This discussion is based on the primary source documents found in Chapters 10 and 11 of the Constructing the American Past textbook (linked in the left hand menu), which explore the Great Depression and Second World War. The 1930s and 1940s were a difficult time in America, and these documents provide insight into the experiences of everyday Americans and how they viewed theses crises. Chapter 10 provides first-hand accounts in the form of letters to political leaders (Documents 1 and 11) as well as images, interviews, and memoirs that reveal the differing experiences of the working class, women, and African Americans. Through careful reading of these documents you begin to gain insight into how Americans viewed and sought to survive the Depression. Similarly, Chapter 11 exposes the contradictions in the United States’ war efforts. The documents reflect the lofty idealism of America’s conceptualization of the Second World War as “Good War” fought to preserve freedom and democracy and the limitations of that freedom for minorities on the home front. Indeed, Documents 1 and 2 present a much different picture of America than Documents 5, 6, 8, 9 and 11. In both chapters, the documents help to reveal how one’s race, class, and gender impacts their daily life, particularly during a time of crisis. As you make your posts, it is important that you refer to specific documents from Chapter 10 and 11 of Constructing the American Past (citing document numbers and authors) to help support and explain your views. The most successful discussion posts engage with the perspectives provided by these historical authors as a foundation for critical analysis of the past.

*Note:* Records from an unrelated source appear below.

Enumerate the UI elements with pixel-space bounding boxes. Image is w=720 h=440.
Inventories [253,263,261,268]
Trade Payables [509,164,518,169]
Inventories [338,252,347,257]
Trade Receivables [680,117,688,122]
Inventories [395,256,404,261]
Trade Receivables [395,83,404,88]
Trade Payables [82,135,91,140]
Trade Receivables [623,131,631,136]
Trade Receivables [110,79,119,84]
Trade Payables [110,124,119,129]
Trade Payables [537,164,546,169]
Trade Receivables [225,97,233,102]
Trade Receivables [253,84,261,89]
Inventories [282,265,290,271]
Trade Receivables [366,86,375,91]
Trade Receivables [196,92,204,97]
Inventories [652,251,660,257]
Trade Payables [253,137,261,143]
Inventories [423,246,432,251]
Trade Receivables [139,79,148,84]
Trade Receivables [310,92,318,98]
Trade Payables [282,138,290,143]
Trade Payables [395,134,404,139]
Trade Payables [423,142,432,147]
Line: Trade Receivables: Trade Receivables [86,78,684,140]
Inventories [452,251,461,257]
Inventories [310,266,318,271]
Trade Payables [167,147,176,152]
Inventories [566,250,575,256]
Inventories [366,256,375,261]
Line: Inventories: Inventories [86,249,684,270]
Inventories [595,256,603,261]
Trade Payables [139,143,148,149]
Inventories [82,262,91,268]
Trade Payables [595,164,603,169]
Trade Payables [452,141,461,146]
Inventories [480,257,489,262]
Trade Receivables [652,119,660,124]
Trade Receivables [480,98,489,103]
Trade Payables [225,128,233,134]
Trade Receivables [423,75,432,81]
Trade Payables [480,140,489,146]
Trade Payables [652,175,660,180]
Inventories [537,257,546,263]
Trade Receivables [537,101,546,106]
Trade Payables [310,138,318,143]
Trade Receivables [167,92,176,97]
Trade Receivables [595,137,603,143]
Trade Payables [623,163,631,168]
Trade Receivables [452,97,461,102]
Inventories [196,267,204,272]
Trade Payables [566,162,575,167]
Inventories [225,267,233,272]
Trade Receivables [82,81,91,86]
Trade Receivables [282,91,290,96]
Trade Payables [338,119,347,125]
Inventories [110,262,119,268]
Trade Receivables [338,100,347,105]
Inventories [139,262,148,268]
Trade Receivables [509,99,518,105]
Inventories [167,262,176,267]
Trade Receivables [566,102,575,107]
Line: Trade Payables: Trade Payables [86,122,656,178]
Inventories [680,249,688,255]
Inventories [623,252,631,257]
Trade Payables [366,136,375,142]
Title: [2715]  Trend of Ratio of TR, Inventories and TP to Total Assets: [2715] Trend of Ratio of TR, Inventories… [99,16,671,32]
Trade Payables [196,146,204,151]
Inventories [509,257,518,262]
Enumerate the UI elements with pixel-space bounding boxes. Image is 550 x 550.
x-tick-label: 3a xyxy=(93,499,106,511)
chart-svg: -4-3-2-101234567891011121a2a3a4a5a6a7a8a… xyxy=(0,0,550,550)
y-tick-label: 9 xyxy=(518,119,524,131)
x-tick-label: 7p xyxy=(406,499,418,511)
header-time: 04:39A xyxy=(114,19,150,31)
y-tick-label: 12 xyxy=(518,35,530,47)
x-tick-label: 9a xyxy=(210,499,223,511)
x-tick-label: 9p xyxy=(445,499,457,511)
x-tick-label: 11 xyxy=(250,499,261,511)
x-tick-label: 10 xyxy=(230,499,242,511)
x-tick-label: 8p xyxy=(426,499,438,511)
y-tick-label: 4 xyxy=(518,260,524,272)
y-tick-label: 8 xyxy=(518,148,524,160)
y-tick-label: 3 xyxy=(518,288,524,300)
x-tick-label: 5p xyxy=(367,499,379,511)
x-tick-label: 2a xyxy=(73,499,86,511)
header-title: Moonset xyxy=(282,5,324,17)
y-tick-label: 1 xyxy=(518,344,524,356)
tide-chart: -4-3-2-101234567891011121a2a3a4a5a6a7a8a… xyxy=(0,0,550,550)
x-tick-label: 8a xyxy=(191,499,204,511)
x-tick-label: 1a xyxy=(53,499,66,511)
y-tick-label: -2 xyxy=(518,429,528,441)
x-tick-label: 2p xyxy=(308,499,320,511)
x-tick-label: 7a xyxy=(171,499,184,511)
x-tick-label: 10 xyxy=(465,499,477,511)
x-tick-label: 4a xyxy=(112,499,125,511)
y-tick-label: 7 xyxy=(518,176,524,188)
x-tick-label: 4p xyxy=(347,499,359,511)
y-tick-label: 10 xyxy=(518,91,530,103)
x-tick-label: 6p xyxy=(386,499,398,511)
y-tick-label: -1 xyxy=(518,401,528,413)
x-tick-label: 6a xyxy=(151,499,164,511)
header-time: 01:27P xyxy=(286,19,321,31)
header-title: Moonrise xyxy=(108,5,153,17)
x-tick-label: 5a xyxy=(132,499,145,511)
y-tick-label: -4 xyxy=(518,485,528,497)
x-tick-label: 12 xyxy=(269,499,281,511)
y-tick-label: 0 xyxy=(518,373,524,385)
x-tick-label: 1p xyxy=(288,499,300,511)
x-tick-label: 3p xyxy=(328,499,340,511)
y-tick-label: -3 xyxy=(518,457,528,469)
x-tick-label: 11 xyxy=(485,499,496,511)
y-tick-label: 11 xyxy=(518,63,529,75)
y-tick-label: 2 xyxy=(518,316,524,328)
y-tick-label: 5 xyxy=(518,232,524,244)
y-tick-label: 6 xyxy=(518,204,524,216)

Discussion Prompts (choose one of the following)
- What effects did the Great Depression have on people’s daily lives? Consider the differences in how it affected women and African Americans compared to others. What do the letters written to Franklin and Eleanor Roosevelt reveal about the Depression and how Americans viewed the crisis? Do you see evidence that it affected women or African Americans different from other groups of people? You must include specific examples from the documents as evidence to support your views.
- Documents 1, 2 and 4 in Chapter 11 of Constructing the American Past suggest that the Second World War was fought to preserve freedom and democracy around the world, however, many Americans lacked freedom and equality at home. How do you reconcile Roosevelt and Churchill’s rhetoric and the glossy images produced by Norman Rockwell that extol the Second World War as a “good war” to preserve the “Four Freedoms” with the lived reality of American minorities during the war? What arguments did Americans make to justify Japanese Internment? Do you consider the limitations of freedoms minorities experienced on the home front a necessary evil? You must include specific examples from the documents as evidence to support your views.
- What do the documents in Chapter 10 and 11 of Constructing the American Past reveal about the minority experience in America? What perspectives do these chapters and documents leave out? Are there similarities between what Americans faced during the Great Depression and Second World War and today? Be sure to include specific examples from the documents as evidence to support your views.